I think that's close to what you're doing.

The bigger problem is how to figure out what the input is. If we put it in the <filter>, we end up with something like:

[cross-systemd]
service = /usr/lib/systemd/system
[cross-openrc]
service = /etc/init.d
[cross-runit]
service = /etc/sv

However, crossfs does not support multiple identical <output-path> items in bedrock.conf like that. Another option would be to add additional configuration syntax. Something like:

[cross-service]
service = <systemd>/usr/lib/systemd/system, <openrc>/etc/init.d, <runit>/etc/sv

However, there we run into the possible issue of different distros having the different service managers at the same path. We might in the future run into something like:

[cross-service]
service = <systemd>/usr/lib/systemd/system, <openrc>/etc/init.d, <runit>/etc/sv, <sysv>/etc/init.d

in which case crossfs has to figure out if a given stratum is using OpenRC or SysV. In that case, it gives us little over just always detecting the input type automatically.

We could have crossfs hard-code assumptions about what service type is at what input file path. I think this might be what you're doing now. In that case, though, things fall apart if the user ever tries another path, which wouldn't be unreasonable of them, or if we find something like multiple inits that use the same path (which might already be the case with SysV and OpenRC).

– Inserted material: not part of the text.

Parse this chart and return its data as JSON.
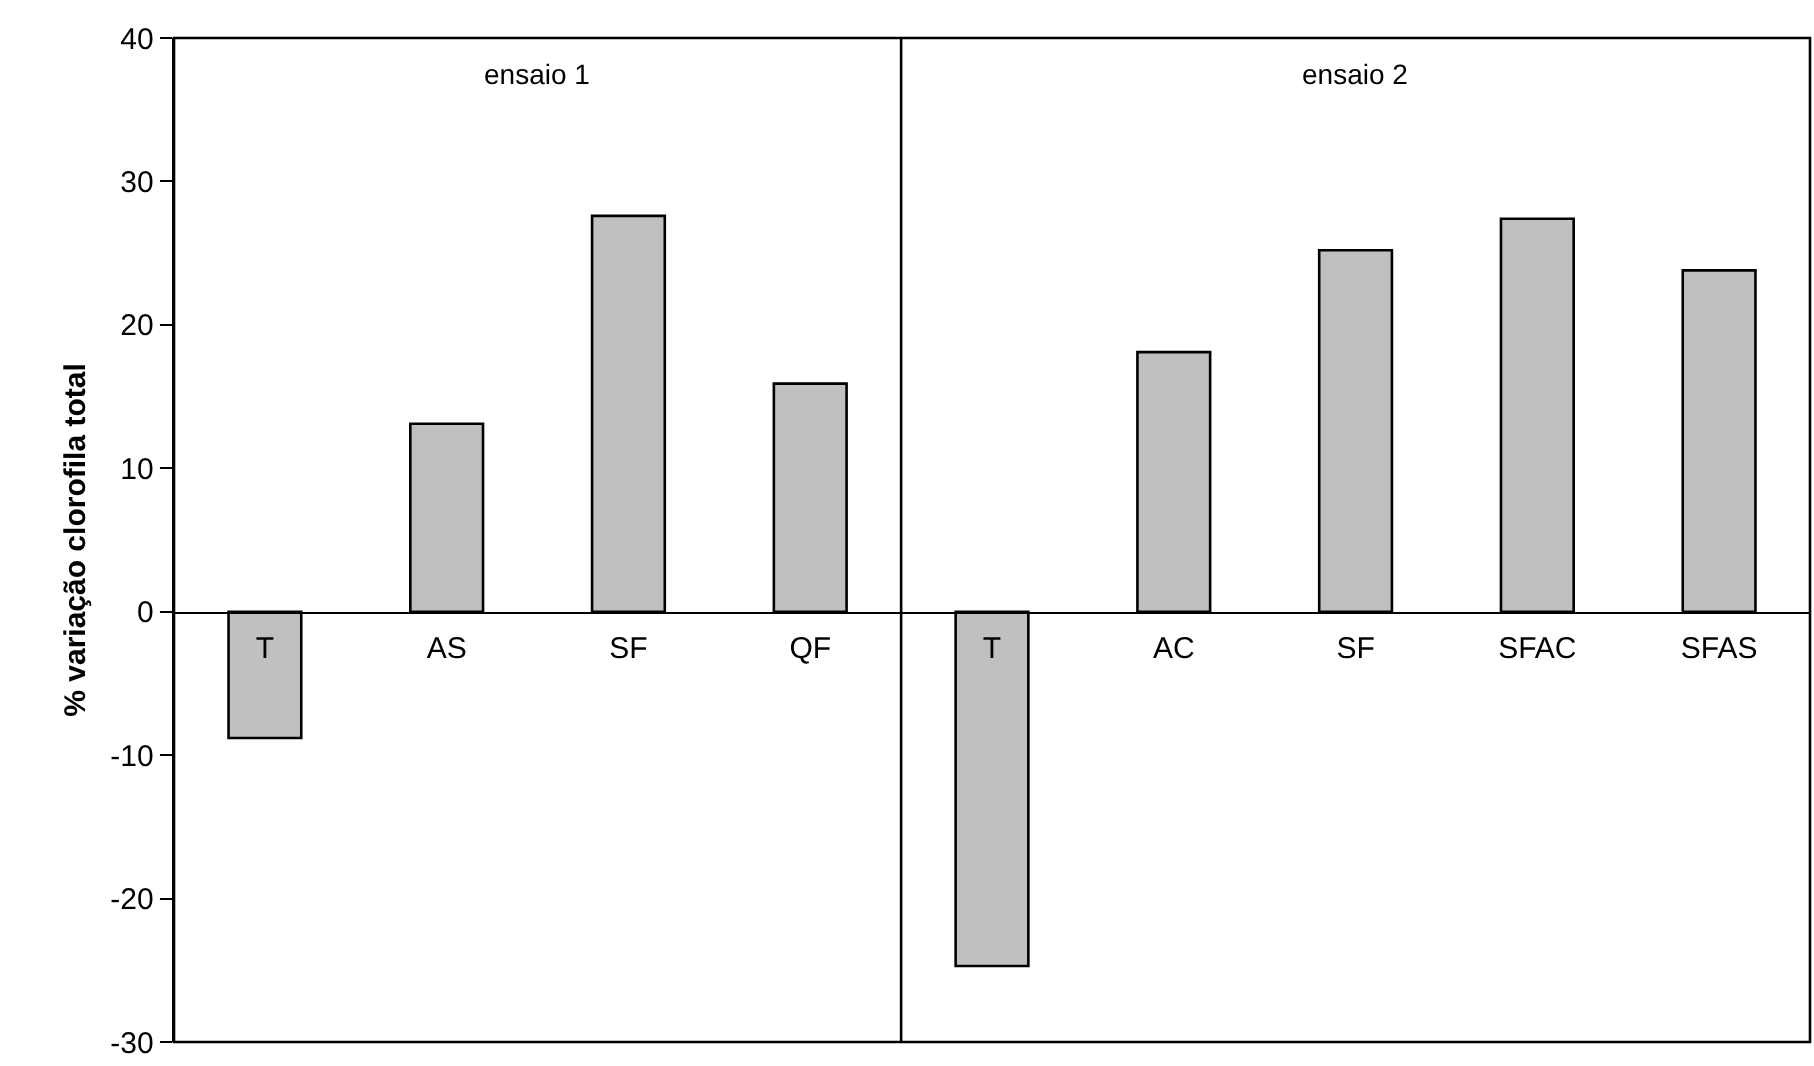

The last option I have in mind is to have crossfs automatically detect the service type from what it's reading when it reads inputs. Something like:

• If the item is a directory, just pass through a directory.
• If the filename is run, it's runit.
• If the item ends in .service, it's systemd
• If the item's first line contains openrc-run, it's OpenRC.
• Otherwise, SysV, maybe?

This adds performance overhead I'm not super happy about, and has the potential to mis-detect something.

I'm not sure which, if any, of these I like. I'm certainly open to ideas here.

[vaartis]

Sorry for lack of any.. anything. The situation in my country of residence is uneasy right now, and the internet connection is unstable, so I have to pause the work for an undetermined amount of time. Hopefully I can return to this soon.

[paradigm]

I absolutely understand. No rush on this effort. Take care of yourself.